Efficient threat detection in cybersecurity faces critical challenges, including managing false positives and negatives, keeping pace with sophisticated and evolving attack methods, analyzing vast amounts of data in real-time, and providing actionable insights with minimal resources. Traditional detection solutions often lack the context and visibility needed to differentiate between benign and malicious activities, especially in environments with encrypted traffic, fragmented tools, and emerging technologies like IoT and cloud platforms.
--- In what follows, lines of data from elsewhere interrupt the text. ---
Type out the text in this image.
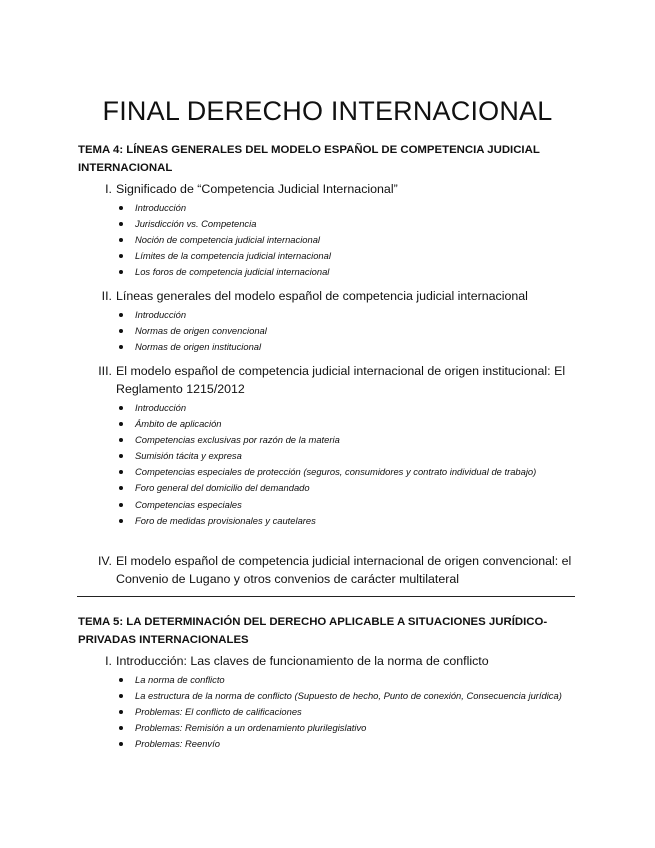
FINAL DERECHO INTERNACIONAL
TEMA 4: LÍNEAS GENERALES DEL MODELO ESPAÑOL DE COMPETENCIA JUDICIAL INTERNACIONAL
I. Significado de “Competencia Judicial Internacional”
Introducción
Jurisdicción vs. Competencia
Noción de competencia judicial internacional
Límites de la competencia judicial internacional
Los foros de competencia judicial internacional
II. Líneas generales del modelo español de competencia judicial internacional
Introducción
Normas de origen convencional
Normas de origen institucional
III. El modelo español de competencia judicial internacional de origen institucional: El Reglamento 1215/2012
Introducción
Ámbito de aplicación
Competencias exclusivas por razón de la materia
Sumisión tácita y expresa
Competencias especiales de protección (seguros, consumidores y contrato individual de trabajo)
Foro general del domicilio del demandado
Competencias especiales
Foro de medidas provisionales y cautelares
IV. El modelo español de competencia judicial internacional de origen convencional: el Convenio de Lugano y otros convenios de carácter multilateral
TEMA 5: LA DETERMINACIÓN DEL DERECHO APLICABLE A SITUACIONES JURÍDICO-PRIVADAS INTERNACIONALES
I. Introducción: Las claves de funcionamiento de la norma de conflicto
La norma de conflicto
La estructura de la norma de conflicto (Supuesto de hecho, Punto de conexión, Consecuencia jurídica)
Problemas: El conflicto de calificaciones
Problemas: Remisión a un ordenamiento plurilegislativo
Problemas: Reenvío
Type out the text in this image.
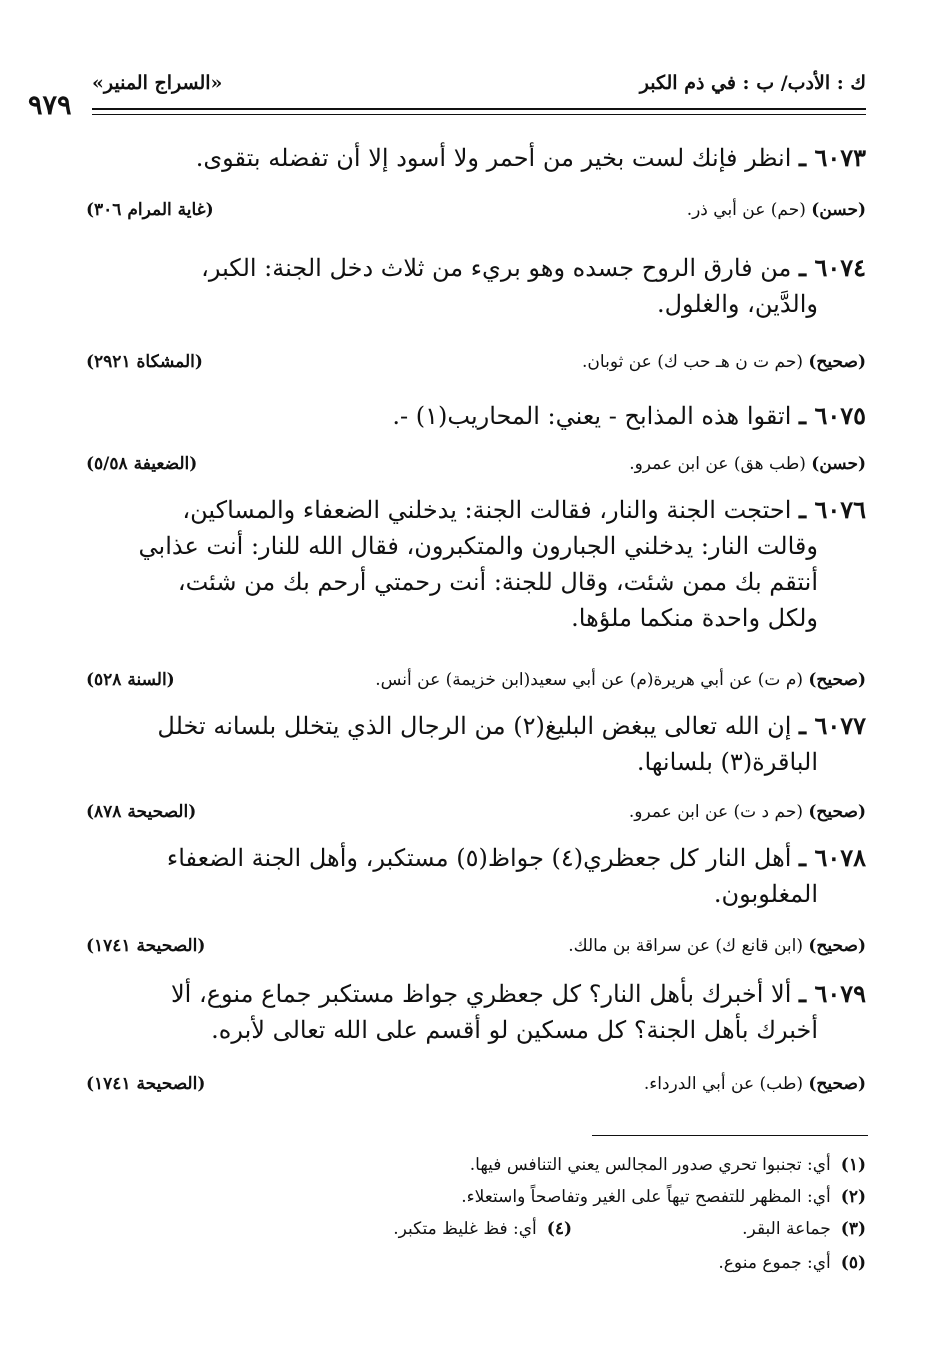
ك : الأدب/ ب : في ذم الكبر
«السراج المنير»
٩٧٩
٦٠٧٣ ـ انظر فإنك لست بخير من أحمر ولا أسود إلا أن تفضله بتقوى.
(حسن) (حم) عن أبي ذر.
(غاية المرام ٣٠٦)
٦٠٧٤ ـ من فارق الروح جسده وهو بريء من ثلاث دخل الجنة: الكبر،
والدَّين، والغلول.
(صحيح) (حم ت ن هـ حب ك) عن ثوبان.
(المشكاة ٢٩٢١)
٦٠٧٥ ـ اتقوا هذه المذابح - يعني: المحاريب(١) -.
(حسن) (طب هق) عن ابن عمرو.
(الضعيفة ٥/٥٨)
٦٠٧٦ ـ احتجت الجنة والنار، فقالت الجنة: يدخلني الضعفاء والمساكين،
وقالت النار: يدخلني الجبارون والمتكبرون، فقال الله للنار: أنت عذابي
أنتقم بك ممن شئت، وقال للجنة: أنت رحمتي أرحم بك من شئت،
ولكل واحدة منكما ملؤها.
(صحيح) (م ت) عن أبي هريرة(م) عن أبي سعيد(ابن خزيمة) عن أنس.
(السنة ٥٢٨)
٦٠٧٧ ـ إن الله تعالى يبغض البليغ(٢) من الرجال الذي يتخلل بلسانه تخلل
الباقرة(٣) بلسانها.
(صحيح) (حم د ت) عن ابن عمرو.
(الصحيحة ٨٧٨)
٦٠٧٨ ـ أهل النار كل جعظري(٤) جواظ(٥) مستكبر، وأهل الجنة الضعفاء
المغلوبون.
(صحيح) (ابن قانع ك) عن سراقة بن مالك.
(الصحيحة ١٧٤١)
٦٠٧٩ ـ ألا أخبرك بأهل النار؟ كل جعظري جواظ مستكبر جماع منوع، ألا
أخبرك بأهل الجنة؟ كل مسكين لو أقسم على الله تعالى لأبره.
(صحيح) (طب) عن أبي الدرداء.
(الصحيحة ١٧٤١)
(١)أي: تجنبوا تحري صدور المجالس يعني التنافس فيها.
(٢)أي: المظهر للتفصح تيهاً على الغير وتفاصحاً واستعلاء.
(٣)جماعة البقر.
(٤)أي: فظ غليظ متكبر.
(٥)أي: جموع منوع.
Among this sea of alerts lies the critical challenge of detecting true threats—those subtle, often hidden signals that indicate malicious activity—without drowning in false positives. High-fidelity detection, the ability to pinpoint real threats with precision and accuracy, has become the holy grail for security teams. Yet, separating actionable signals from the surrounding noise remains one of the most complex and persistent problems, demanding advanced tools, innovative methodologies, and a shift in how we approach threat detection and response.
Most organizations today lack the manpower and the visibility needed to effectively detect and investigate security alerts triggered by their own solutions. The traditional approach of correlating events from different sources using SIEM is an important step in prioritizing investigations. However, trying to understand the scope of a threat through log data is rarely enough as the log data is often disparate and lacks context, requiring significant effort to normalize and correlate the logs into actionable insights.
As a result, the time it takes to respond to incidents remains a significant bottleneck, with many organizations struggling to act quickly due to the complexity of correlating data from different tools and the reliance on highly skilled analysts.